En conclusion, l’avocat général estime que l’article 34 du règlement (CE) no 1829/2003 du Parlement européen et du Conseil, du 22 septembre 2003, concernant les denrées alimentaires et les aliments pour animaux génétiquement modifiés, interprété à la lumière du principe de précaution, « autorise les États membres à adopter des mesures d’urgence si, et seulement si, ils peuvent établir, outre l’urgence, l’existence d’une situation susceptible de présenter un risque important mettant en péril de façon manifeste la santé humaine, la santé animale ou l’environnement.

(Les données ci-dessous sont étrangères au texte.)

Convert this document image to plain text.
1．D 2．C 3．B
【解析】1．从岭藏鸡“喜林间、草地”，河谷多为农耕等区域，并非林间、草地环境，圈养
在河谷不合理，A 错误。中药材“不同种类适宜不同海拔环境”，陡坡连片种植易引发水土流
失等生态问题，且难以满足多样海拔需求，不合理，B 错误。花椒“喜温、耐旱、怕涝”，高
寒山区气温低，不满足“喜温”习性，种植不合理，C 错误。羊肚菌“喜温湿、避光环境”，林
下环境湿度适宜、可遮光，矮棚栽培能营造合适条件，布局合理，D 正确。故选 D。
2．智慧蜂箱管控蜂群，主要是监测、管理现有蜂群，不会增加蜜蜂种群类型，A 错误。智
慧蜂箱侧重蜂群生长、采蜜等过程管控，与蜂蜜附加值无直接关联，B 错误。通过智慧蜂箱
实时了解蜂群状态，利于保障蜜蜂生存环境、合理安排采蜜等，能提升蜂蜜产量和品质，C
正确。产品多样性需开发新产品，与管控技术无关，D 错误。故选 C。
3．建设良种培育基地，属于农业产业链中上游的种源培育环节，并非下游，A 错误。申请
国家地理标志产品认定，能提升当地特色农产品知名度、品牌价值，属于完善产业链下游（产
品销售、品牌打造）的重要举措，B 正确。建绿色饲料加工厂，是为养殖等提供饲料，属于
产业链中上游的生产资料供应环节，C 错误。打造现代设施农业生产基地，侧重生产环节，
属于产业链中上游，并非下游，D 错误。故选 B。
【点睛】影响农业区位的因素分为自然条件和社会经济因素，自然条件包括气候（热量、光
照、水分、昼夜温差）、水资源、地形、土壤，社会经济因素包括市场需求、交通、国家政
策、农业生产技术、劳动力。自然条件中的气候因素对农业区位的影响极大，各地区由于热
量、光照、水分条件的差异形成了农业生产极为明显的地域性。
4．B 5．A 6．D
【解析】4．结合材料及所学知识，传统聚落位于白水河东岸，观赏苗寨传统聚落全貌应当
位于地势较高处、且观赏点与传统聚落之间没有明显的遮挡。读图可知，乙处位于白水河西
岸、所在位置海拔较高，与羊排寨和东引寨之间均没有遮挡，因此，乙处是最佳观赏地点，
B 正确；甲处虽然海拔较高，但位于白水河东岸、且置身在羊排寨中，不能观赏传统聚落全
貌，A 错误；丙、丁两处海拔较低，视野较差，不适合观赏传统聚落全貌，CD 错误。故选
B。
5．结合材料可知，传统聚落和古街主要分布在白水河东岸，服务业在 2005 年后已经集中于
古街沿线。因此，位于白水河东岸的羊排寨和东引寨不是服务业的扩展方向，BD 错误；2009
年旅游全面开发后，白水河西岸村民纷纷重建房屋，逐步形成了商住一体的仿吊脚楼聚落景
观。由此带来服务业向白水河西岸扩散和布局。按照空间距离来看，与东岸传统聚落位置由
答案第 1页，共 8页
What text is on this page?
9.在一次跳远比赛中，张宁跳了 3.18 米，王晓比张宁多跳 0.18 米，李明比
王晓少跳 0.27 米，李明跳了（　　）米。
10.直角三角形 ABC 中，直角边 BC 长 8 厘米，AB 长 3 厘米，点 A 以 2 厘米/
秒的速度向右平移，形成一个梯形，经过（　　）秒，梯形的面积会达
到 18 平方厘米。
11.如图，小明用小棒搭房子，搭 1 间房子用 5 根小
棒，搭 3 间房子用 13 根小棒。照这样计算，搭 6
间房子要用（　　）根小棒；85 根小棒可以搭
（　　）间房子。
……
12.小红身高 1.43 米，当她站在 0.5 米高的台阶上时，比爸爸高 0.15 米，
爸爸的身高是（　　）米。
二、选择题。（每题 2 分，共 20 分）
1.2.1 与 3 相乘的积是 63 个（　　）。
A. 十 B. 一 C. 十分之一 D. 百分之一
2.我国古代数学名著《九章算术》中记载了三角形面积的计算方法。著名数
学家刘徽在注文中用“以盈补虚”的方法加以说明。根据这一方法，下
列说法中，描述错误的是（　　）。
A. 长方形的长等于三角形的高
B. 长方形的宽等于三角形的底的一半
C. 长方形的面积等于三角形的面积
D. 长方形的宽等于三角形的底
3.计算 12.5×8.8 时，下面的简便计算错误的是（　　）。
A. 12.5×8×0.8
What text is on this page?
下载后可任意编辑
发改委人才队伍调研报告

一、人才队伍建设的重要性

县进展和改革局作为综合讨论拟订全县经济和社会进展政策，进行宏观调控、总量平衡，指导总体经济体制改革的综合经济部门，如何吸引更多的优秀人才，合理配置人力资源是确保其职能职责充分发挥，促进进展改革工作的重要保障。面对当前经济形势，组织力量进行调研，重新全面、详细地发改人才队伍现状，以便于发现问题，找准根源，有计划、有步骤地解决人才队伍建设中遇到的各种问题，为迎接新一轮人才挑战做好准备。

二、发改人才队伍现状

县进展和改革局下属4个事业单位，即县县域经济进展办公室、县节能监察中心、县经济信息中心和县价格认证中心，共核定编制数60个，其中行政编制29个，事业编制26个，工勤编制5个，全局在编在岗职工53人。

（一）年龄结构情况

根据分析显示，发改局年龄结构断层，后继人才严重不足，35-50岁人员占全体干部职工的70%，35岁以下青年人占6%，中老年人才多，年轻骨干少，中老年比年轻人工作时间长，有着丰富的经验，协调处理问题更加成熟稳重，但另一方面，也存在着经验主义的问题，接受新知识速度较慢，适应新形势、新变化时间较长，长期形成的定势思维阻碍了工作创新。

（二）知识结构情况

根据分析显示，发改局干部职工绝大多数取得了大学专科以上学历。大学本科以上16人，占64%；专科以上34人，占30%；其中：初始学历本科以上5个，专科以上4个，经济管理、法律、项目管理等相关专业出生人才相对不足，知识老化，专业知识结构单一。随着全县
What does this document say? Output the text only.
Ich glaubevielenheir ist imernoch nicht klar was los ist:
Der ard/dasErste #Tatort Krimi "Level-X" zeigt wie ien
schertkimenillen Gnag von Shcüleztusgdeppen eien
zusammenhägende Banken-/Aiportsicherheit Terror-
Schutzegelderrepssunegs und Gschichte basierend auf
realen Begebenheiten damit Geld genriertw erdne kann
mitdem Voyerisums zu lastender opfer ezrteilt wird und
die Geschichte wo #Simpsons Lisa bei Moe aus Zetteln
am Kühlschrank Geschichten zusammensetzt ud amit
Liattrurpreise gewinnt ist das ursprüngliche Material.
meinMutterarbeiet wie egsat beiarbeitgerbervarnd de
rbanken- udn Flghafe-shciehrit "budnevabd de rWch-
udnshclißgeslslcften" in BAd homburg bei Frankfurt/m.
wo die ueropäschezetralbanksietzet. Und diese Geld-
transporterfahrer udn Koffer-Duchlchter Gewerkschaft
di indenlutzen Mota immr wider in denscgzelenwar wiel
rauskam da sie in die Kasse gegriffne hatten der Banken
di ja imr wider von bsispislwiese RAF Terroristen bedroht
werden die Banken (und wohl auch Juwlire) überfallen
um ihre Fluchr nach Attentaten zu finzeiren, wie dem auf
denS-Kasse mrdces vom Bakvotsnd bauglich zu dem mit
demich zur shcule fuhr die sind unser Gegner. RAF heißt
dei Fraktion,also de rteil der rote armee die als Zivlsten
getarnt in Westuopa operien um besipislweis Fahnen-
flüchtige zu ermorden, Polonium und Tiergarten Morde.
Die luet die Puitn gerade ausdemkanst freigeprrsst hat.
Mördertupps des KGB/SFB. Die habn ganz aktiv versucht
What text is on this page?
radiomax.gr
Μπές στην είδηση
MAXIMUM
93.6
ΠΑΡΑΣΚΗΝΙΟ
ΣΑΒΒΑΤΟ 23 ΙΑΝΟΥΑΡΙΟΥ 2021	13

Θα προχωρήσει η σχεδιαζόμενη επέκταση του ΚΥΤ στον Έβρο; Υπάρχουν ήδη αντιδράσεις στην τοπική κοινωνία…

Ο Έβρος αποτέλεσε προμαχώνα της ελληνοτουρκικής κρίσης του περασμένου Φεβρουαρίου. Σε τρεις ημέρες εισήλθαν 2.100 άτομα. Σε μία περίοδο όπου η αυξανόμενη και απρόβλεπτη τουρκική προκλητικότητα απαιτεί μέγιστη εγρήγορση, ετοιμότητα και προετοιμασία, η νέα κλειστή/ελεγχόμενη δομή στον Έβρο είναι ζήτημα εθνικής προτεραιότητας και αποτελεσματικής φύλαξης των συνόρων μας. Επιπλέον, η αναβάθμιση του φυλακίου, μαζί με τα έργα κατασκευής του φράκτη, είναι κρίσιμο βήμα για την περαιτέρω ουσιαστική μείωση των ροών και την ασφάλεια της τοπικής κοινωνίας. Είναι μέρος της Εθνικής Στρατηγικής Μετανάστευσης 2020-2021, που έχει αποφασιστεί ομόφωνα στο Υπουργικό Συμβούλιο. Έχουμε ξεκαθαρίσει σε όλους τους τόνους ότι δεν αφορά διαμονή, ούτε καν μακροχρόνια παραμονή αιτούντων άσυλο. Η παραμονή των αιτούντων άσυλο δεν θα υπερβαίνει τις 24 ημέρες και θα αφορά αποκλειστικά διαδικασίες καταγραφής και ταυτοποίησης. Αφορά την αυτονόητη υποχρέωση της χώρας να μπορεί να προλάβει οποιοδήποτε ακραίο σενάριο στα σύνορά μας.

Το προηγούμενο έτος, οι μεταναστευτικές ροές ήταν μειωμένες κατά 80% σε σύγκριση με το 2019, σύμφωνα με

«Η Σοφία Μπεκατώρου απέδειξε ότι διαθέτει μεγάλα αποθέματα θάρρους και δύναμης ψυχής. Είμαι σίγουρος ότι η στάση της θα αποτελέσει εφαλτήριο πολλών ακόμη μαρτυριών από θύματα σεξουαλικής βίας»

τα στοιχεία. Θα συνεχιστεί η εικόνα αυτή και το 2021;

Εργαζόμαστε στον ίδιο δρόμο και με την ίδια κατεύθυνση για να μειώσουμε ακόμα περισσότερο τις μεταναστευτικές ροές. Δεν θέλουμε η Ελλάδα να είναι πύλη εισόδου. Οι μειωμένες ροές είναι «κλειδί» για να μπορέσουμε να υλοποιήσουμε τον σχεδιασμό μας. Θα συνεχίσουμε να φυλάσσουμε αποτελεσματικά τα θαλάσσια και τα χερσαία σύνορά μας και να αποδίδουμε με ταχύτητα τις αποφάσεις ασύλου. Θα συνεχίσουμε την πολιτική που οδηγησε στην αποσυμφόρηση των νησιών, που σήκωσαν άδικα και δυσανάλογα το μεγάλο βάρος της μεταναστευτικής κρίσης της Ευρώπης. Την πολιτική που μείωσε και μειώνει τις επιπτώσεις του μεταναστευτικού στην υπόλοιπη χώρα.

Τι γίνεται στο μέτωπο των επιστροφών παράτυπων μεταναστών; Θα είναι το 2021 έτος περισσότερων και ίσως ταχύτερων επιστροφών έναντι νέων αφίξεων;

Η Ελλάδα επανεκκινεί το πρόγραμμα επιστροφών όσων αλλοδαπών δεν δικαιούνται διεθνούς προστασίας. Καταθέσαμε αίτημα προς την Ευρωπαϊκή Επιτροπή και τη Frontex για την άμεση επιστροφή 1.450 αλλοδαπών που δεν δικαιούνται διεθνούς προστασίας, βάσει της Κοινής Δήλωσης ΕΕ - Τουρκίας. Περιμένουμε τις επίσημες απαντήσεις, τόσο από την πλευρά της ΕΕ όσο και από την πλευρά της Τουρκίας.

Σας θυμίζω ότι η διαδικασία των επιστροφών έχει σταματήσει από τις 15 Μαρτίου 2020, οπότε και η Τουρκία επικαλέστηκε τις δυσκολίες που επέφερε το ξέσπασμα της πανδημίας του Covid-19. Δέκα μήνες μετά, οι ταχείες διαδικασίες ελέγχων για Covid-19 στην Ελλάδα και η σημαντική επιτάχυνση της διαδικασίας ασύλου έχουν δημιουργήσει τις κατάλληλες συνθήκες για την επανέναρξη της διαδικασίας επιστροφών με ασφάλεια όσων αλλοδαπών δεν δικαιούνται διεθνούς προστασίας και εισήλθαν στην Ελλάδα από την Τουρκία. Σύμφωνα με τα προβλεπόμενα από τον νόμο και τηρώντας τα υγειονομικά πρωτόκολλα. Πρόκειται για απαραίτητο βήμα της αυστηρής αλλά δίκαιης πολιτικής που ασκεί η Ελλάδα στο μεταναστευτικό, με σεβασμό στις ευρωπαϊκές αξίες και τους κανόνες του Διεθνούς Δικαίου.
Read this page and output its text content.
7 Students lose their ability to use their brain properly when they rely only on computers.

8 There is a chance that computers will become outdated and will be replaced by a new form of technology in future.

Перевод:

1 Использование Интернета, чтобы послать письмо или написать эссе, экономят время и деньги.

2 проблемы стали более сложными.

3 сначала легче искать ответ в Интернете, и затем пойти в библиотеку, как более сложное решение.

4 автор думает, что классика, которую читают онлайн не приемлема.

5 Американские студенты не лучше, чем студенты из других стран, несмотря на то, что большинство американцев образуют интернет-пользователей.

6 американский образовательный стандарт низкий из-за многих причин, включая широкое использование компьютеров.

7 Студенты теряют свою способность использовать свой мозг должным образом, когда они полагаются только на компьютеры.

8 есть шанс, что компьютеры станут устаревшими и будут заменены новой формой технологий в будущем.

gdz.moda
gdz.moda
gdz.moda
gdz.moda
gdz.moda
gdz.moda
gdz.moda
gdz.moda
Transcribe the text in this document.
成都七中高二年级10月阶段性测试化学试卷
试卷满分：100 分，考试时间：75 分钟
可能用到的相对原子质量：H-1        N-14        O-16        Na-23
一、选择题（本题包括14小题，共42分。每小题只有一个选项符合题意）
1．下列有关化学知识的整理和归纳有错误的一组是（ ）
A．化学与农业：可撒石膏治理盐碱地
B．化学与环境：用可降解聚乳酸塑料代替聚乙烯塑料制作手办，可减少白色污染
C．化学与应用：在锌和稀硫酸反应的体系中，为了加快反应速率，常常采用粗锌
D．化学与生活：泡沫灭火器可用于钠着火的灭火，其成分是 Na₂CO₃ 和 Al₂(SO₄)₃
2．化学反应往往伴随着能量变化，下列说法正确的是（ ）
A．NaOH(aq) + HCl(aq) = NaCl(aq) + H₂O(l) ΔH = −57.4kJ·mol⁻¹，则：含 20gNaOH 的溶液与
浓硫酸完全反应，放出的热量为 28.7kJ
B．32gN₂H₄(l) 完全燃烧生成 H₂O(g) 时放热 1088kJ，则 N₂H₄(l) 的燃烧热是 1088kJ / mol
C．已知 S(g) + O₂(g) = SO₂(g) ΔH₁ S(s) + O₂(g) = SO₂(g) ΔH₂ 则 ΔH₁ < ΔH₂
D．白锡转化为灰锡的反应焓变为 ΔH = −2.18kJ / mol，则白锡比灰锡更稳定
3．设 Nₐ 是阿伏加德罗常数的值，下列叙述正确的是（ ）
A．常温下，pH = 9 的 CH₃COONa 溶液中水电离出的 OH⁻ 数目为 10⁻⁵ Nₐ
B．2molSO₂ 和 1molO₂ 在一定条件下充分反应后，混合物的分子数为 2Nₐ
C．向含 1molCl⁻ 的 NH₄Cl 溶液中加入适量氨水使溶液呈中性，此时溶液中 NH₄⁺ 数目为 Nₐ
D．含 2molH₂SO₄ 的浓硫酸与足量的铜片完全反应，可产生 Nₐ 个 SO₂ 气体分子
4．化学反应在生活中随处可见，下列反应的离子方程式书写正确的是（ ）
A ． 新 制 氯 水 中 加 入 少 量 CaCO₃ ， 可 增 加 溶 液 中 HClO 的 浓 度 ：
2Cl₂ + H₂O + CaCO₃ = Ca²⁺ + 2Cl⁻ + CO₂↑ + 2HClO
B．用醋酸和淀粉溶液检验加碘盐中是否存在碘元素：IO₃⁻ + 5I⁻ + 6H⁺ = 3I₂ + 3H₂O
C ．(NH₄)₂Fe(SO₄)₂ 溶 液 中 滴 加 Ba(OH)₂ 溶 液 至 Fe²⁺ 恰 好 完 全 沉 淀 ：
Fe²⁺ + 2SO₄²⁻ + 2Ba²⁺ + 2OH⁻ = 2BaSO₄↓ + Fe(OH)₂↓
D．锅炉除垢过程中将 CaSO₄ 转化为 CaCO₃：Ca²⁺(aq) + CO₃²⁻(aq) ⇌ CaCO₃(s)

Toutefois, le principe de précaution ne modifie pas les critères énumérés à l’article 34 de ce règlement. »

Commentaires

Juridiquement il y a une première question centrale : faut-il privilégier :

  • l’article 34 (les Etats peuvent refuser une OGM autorisé qui est « de toute évidence, susceptible de présenter un risque grave pour la santé humaine, la santé animale ou l’environnement »), ou
  • l’article 7 qui autorise les États membres à adopter des mesures d’urgence « dans des cas particuliers où […] la possibilité d’effets nocifs sur la santé [a été révélée], mais où il subsiste une incertitude scientifique ».)

Il y a une seconde question importante consistant à savoir à partir de quand pareil risque/doute est avéré ou susceptible de se produire ? L’avis du comité scientifique de la Commission européenne clôture-t-il l’histoire ? Peut-on tenir compte de tous les avis scientifiques y compris ceux parus dans la presse généraliste ou scientifique ? En fonction des éléments qui seront retenus, le curseur se déplace. La seconde question rejoint la première.

La Cour suit généralement l’avis de son avocat général mais elle n’est pas tenue de le faire. La communauté scientifique d’une part, et l’industrie agro-alimentaire d’autre part, attendent avec impatience l’arrêt qui va faire bouger les lignes, juridiquement et politiquement.